Upon contact of the two parts, the molten material combines into a continuous liquid mass. The material then cools and solidifies to connect the two parts. And to disconnect, the joint is heated so that the material melts and weakens, allowing the two parts to separate easily.
“So if the robot is doing its normal operations and walking around the wild, but then something happens to one of its legs—a big rock falls on it, for example—normally the whole robot would be stuck if it were cast in whole,” said Bilige Yang, a Ph.D. student and the lead author of the work.
“But because we have the ability to melt away and weaken this joint where the material is, the rest of the robot will be able to walk away without its amputated leg.”

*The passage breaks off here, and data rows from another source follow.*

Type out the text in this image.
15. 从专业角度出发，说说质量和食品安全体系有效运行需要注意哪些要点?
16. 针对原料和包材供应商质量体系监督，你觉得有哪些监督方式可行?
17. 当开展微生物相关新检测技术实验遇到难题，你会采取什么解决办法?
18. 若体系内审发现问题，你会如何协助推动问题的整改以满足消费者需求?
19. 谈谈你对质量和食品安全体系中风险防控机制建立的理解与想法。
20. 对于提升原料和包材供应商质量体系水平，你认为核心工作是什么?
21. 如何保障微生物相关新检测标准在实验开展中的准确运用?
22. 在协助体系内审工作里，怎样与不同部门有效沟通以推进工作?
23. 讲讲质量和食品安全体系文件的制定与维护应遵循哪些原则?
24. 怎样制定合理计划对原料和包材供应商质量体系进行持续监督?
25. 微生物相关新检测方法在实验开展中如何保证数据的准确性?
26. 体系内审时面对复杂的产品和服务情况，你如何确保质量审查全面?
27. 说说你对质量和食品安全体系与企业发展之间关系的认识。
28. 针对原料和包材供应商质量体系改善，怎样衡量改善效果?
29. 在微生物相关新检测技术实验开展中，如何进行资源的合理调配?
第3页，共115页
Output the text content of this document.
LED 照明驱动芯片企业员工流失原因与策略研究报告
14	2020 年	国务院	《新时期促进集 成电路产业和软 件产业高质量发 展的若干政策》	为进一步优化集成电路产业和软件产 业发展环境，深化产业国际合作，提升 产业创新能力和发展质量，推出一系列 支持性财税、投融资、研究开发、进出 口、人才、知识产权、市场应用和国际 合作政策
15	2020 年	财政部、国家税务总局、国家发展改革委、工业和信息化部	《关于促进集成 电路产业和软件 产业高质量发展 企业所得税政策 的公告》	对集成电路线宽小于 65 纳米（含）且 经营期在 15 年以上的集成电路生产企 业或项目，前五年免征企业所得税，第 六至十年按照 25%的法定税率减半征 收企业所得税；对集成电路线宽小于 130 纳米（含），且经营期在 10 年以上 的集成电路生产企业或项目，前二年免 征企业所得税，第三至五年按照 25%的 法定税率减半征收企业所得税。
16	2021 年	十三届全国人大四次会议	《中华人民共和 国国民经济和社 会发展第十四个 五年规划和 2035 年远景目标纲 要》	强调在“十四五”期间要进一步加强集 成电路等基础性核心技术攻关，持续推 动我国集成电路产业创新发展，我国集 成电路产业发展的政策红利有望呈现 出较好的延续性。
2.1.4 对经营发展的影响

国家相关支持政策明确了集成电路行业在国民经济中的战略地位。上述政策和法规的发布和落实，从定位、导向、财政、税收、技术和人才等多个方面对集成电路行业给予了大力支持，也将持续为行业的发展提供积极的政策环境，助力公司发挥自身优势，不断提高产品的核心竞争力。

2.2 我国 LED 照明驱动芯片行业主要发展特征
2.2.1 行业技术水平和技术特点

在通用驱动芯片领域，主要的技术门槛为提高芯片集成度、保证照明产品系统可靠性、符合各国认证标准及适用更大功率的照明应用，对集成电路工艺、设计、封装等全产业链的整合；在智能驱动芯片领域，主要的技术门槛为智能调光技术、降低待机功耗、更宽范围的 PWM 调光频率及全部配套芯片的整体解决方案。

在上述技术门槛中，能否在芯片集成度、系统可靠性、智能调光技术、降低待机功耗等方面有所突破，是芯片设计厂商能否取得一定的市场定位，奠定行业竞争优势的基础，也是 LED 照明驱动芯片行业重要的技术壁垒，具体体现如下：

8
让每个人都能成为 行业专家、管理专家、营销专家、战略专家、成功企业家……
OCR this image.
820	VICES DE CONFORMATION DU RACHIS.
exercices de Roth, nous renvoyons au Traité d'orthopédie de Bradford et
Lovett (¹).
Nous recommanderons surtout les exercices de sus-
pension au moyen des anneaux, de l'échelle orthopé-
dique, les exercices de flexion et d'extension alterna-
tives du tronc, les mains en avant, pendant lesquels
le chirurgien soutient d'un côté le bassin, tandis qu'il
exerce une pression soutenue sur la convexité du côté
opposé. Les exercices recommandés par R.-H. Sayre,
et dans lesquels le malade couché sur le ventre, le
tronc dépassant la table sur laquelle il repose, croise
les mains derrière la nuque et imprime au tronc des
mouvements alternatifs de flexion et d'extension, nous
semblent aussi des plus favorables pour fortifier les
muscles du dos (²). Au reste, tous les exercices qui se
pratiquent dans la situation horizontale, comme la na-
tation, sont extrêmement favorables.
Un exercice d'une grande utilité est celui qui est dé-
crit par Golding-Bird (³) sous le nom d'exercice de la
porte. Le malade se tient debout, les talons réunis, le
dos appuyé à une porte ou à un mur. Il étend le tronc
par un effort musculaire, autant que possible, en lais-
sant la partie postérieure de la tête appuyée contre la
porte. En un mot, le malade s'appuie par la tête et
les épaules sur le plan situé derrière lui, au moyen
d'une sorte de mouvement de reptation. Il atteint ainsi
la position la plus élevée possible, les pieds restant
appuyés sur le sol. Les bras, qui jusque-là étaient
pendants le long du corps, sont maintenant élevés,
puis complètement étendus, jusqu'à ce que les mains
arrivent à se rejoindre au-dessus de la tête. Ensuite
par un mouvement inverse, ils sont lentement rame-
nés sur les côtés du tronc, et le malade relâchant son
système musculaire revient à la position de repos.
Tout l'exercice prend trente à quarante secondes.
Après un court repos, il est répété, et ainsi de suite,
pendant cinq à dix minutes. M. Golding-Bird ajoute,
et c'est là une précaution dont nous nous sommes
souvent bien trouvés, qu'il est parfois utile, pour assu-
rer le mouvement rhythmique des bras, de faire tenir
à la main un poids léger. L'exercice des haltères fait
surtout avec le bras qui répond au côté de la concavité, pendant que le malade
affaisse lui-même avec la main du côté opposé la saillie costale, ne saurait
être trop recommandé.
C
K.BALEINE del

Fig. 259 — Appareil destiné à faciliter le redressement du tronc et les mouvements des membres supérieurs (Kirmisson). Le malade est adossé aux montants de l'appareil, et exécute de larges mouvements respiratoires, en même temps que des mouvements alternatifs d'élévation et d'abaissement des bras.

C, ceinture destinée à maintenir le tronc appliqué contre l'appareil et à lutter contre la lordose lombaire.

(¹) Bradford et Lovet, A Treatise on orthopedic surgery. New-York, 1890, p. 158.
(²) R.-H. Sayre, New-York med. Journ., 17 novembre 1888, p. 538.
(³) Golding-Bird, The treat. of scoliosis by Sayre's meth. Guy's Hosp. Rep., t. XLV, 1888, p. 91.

It’s a similar tactic used by lizards; if an attacker grabs its tail, the lizard automatically releases the limb and scurries to safety. And a crab will shed an injured appendage that’s slowing it down. But the Kramer-Bottiglio lab also points to the world of ants as a source of inspiration. For instance, many ants can link up to form a bridge to cross a gap on the forest floor or form into the shape of a ball to float on water.
Yang points to two small robotic devices on a counter in the lab, and a gap too wide for either of them to safely cross alone.
“If each individual robot tried to cross the gap, it would just fall through,” he said. “But if you have a few of them together, they can make it across. You can imagine this in different types of search-and-rescue missions where the robot will be able to navigate these types of scenarios much better.”
Next, the research team will apply this technology to many other soft robots they’ve developed in the laboratory.
“Our material not only aids in robot survival—it enables dynamic shape-change,” Kramer-Bottiglio said. “Robotic modules can self-reconfigure into different morphologies to perform tasks that demand specific shapes and behaviors.”